Field Guide · protocol

Also known as: GPS, Navstar, Navstar GPS, Global Positioning System

GPS (Global Positioning System, originally Navstar) is the United States’ satellite navigation system and the most widely used member of the GNSS family.1 Its civilian L1 C/A signal, centred at 1575.42 MHz, spreads a navigation message with a satellite-unique Gold code so that all satellites share one frequency by CDMA, and a receiver recovers position by multilaterating ranges to four or more of them.

nav data (50 bps) Gold code (1.023 Mcps) BPSK on L1
Each GPS satellite XORs a slow navigation message with its own fast Gold code, spreading the signal below the noise floor.

Overview

GPS is a constellation of at least 24 satellites in medium Earth orbit, arranged so that four or more are visible from almost any point on Earth at any time. Each satellite carries atomic clocks and broadcasts its precise time and orbit. A receiver correlates the incoming signal against the known Gold code for each satellite, measures the code phase to derive a pseudorange, and solves for its own three coordinates plus its clock error — four unknowns needing four satellites.

Technical characteristics

Property Value
Access CDMA via 1023-chip Gold codes
Carrier (civil) L1 = 1575.42 MHz
Spreading rate 1.023 Mcps (C/A code)
Nav data rate 50 bit/s
Modulation BPSK-modulated direct-sequence spread spectrum
Satellites ≥24 in six MEO planes, ~20,200 km
Doppler range ±5 kHz at L1 from satellite motion

The 1023-chip C/A Gold code repeats every millisecond and has low cross-correlation between satellites, which is what lets many satellites share L1 without jamming each other. Because the received power is far below the thermal noise floor, the receiver’s correlation gain (about 43 dB) is what pulls the signal up to a usable level.

History

GPS was initiated by the US Department of Defense in the 1970s; the first Block I satellite launched in 1978 and full operational capability was declared in 1995. Selective Availability, which deliberately degraded civilian accuracy, was switched off in 2000, and modernized signals (L2C, L5, and L1C) have since been added for better civilian and safety-of-life performance.

Deployment

GPS underpins navigation, surveying, timing, and synchronization worldwide. Beyond the obvious phone and vehicle navigation, it disciplines telecom networks, power grids, and financial timestamps, and provides the reference in a GPSDO used to stabilize radio equipment. A commodity GPS receiver module performs the acquisition and tracking and outputs position plus a one-pulse-per-second tick.

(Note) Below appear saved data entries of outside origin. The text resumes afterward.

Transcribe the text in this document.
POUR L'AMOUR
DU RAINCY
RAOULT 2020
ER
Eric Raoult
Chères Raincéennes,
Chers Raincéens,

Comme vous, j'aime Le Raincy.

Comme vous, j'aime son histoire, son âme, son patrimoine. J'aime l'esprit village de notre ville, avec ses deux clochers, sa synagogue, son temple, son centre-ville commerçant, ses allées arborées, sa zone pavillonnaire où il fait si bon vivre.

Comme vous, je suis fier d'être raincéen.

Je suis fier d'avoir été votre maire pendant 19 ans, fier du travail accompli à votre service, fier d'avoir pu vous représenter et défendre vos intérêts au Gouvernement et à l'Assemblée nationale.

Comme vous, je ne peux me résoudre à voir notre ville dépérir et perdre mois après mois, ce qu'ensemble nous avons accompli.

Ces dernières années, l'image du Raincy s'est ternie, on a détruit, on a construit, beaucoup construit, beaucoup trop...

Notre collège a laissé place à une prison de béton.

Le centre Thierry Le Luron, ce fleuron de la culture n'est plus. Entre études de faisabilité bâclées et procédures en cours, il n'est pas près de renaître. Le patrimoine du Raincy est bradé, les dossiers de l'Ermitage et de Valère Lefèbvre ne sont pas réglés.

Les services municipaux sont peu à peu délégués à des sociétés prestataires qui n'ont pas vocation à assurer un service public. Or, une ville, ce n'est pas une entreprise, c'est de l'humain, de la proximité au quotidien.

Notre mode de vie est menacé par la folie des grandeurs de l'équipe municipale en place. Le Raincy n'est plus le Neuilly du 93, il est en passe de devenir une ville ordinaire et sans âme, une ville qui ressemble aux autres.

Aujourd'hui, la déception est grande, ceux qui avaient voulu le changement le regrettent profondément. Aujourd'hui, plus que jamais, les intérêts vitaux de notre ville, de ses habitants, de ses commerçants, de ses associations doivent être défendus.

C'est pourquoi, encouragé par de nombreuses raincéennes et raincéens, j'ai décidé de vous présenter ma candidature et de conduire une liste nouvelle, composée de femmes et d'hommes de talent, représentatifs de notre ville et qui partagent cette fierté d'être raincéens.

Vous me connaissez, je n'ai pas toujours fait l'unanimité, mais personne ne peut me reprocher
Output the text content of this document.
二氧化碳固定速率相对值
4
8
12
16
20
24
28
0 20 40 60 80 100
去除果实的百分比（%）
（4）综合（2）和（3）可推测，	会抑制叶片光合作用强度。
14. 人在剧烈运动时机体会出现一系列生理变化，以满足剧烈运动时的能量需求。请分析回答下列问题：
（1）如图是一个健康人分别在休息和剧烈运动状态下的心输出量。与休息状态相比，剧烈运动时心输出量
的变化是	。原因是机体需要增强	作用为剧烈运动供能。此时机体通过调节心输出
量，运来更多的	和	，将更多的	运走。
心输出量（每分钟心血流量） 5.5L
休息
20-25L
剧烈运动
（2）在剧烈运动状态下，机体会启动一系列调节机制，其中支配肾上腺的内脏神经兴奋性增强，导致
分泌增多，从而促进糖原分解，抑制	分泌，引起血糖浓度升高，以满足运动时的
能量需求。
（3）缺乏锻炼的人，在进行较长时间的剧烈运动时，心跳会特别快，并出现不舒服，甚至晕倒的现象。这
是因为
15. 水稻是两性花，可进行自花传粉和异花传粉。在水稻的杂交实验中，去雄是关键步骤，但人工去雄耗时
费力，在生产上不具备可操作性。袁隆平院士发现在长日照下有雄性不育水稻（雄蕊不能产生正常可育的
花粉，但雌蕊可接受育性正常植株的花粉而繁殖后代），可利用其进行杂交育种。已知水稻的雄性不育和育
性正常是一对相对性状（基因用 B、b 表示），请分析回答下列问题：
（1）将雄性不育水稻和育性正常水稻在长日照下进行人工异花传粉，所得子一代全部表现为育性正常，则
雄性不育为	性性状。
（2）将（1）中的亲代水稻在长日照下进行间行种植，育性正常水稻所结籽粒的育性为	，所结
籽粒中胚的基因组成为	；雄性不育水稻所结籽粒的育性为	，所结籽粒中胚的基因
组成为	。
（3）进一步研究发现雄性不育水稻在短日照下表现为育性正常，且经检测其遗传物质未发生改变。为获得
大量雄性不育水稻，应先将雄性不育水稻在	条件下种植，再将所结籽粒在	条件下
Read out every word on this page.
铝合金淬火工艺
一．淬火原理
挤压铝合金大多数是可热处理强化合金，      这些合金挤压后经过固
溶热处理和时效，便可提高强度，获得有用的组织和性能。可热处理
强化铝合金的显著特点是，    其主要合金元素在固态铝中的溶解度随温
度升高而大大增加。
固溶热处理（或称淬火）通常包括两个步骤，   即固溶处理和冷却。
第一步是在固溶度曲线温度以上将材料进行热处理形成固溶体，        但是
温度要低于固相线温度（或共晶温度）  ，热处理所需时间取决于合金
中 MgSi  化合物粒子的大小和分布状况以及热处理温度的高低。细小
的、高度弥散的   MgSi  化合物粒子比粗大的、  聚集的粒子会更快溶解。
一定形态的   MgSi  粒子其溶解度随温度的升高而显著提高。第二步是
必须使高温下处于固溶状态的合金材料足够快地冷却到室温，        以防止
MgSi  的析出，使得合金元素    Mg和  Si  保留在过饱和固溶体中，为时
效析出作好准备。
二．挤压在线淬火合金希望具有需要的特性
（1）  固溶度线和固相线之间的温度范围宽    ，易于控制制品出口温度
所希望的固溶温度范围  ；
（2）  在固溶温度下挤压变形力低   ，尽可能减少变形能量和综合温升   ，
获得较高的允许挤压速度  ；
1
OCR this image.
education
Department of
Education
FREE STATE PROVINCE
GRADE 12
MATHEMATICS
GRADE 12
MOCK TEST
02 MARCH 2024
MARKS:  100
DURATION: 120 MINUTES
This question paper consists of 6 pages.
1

Decoding it with GopherTrunk

GopherTrunk does not decode GPS. It is a land-mobile trunking scanner focused on VHF/UHF voice protocols, and satellite navigation is outside that scope. GPS is, however, a favourite software-defined-radio target for other tools: the signal sits below the noise floor, so a general-purpose SDR needs an active L-band antenna, a low-noise amplifier, and software that performs a two-dimensional search over code phase and Doppler shift before it can lock. Open-source receivers such as GNSS-SDR demonstrate the full chain. For GopherTrunk, GPS is relevant only as an external timing source, not as traffic on the air it decodes.

Sources

  1. Global Positioning System — Wikipedia, for GPS history, the L1 C/A signal structure, Gold-code CDMA, the 50 bit/s navigation message, and the constellation geometry.